Dalam Kejadian 19, keponakan Abraham, Lot, dihadapkan pada dilema moral yang membingungkan ketika, menghadapi ancaman massa di Sodom, ia menawarkan untuk memberikan putrinya. Putrinya diberikan kepada mereka untuk melindungi para malaikat yang makan bersamanya. Pilihan ini tidak hanya mengejutkan, tetapi juga memicu pemikiran mendalam tentang moralitas, keluarga, dan sifat manusia.

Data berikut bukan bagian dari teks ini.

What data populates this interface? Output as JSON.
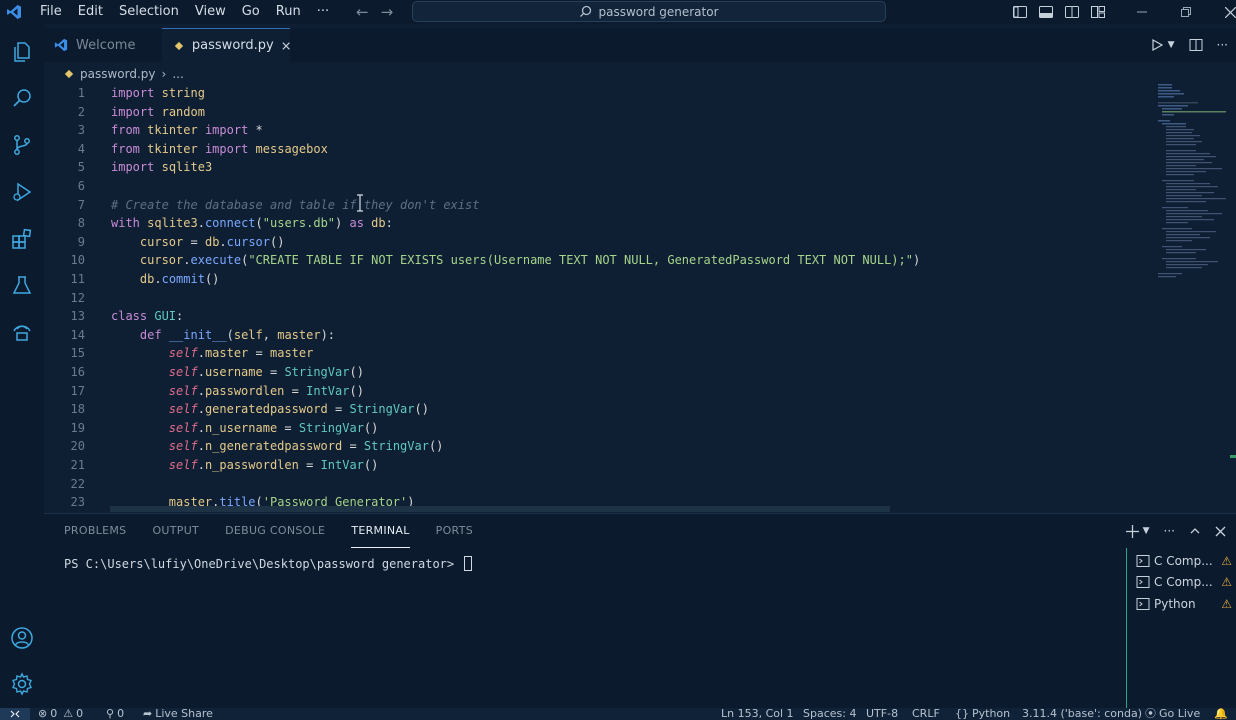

Kisah ini berlatar di Sodom, kota yang terkenal penuh dosa. Di kota ini, Lot menunjukkan keramahtamahan kepada para pengunjung dengan menyediakan tempat menginap bagi kedua malaikat. Orang-orang di kota itu kemudian mengepung rumahnya dan menuntut agar calon tamu itu diserahkan. Menghadapi tuntutan massa, Lot memilih keselamatan kedua putrinya sebagai kompromi dan menawarkan untuk memberikan kedua putrinya yang masih perawan kepada mereka.
"Saya punya dua anak perempuan yang masih perawan. Izinkan saya memberikan mereka kepada Anda. Tolong jangan lakukan hal yang menyedihkan seperti itu kepada orang-orang ini."
Pengalaman yang mengejutkan ini telah memicu diskusi tentang kasih sayang seorang ayah, nilai-nilai moral, dan tekanan sosial. Mengapa Lot membuat pilihan yang tidak berdaya seperti itu? Apakah dia menyadari bahwa apa yang dia lakukan itu salah? Secara logika, sebagai seorang ayah, dia seharusnya mengutamakan melindungi putrinya, tetapi situasi saat itu memaksanya untuk mengambil tindakan. Apakah karena putus asa atau pertimbangan untuk hidupnya sendiri?
Pilihan Lot menimbulkan pertanyaan di antara banyak orang beriman dan cendekiawan. Dalam tradisi Yahudi dan Kristen, banyak orang menganggap perilaku Lot tidak dapat diterima karena melanggar komitmen dasar terhadap keluarga dan moralitas. Sebaliknya, sebagian orang percaya bahwa ini adalah tindakan perlindungan diri yang dilakukannya dalam ketakutan dan keputusasaan.
Tragedi yang terjadi kemudian"Ini adalah reaksi naluriah untuk bertahan hidup. Ketika tidak ada cara untuk menilai, satu-satunya pilihan adalah membuat pilihan terburuk."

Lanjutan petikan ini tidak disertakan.